We flew to Jogjakarta from Bali with the purpose of only seeing Prambanan temple and Borobudur temple - the best of Jogjakarta. Upon arrival at the airport, I happily headed towards the tourist information counter. Although they are government tourist information centre (or at least they claimed to be), they seemed to be more interested in recommending you the packages they provide or hook you up with drivers that would bring you around if you opted not to take any of their packages. We took the driver they recommended anyway and engaged him for half a day on the first day, and another half day on the second day. We went straight to Prambanan temple from the airport.

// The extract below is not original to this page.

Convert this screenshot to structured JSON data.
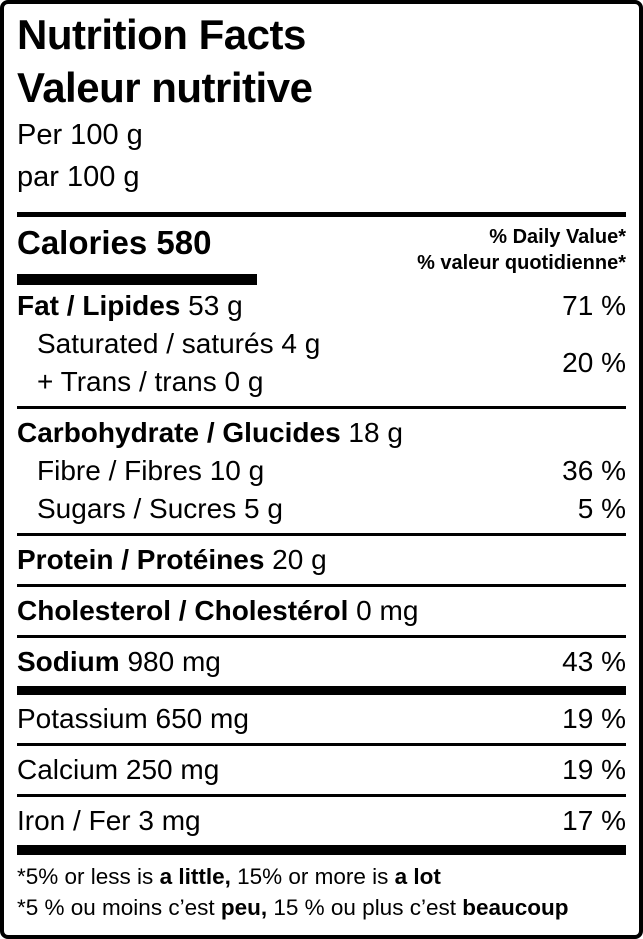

As expected, Prambanan temple was magnificent. Built in the 10th century, this is the largest temple compound dedicated to Shiva in Indonesia and was listed as UNESCO world heritage site. Standing proudly in the main square of this archaeological park are three temples decorated with reliefs illustrating the epic of the Ramayana, dedicated to the three great Hindu divinities (Shiva, Vishnu and Brahma) and another three temples dedicated to the animals who serve them. Prambanan is very photogenic and the photos actually turned out to be as good as Angkor Wat, another Hindu temple complex in Cambodia. There is another smaller temple within the compound of Prambanan Archaeological Park - Sewu temple. Surprisingly, it is a Buddhist temple. The fact that this temple was built so near to Prambanan Temple, a Hindu temple, indicated that the Hindus and Buddhists lived in harmony. Sewu temple is about 15 minutes walk from the main square. Along the way, there are 2 more temples which are poorly maintained and almost in ruins but they are also open for viewing. Sewu temple is worth checking out as it is less crowded but not less atmospheric as its big brother Prambanan.
After the visit, our driver drove us back to Delta Homestay and promised to return the next morning at 5am. We then took a becak (rickshaw) from our homestay to see the Keraton - the sultan's palace, Taman Sari - the water castle, and the Ngasem bird market. None of these were exceptionally interesting. Perhaps they look quite similar with what our home country Malaysia has. After that, we went to Jalan Malioboro for some shopping. Nothing in this street seemed to intrigue us. Sorry to say, it looks like Malaysia in the late 1980s (except for the fast food chains). It was so boring we had to play cards in McDonald's to kill time. I really regretted not arranging the driver to bring us to Mount Merapi instead.
My conclusion is, Jogjakarta really has nothing much to offer except for the magnificent Prambanan temple complex, and the excursion to Borobudur.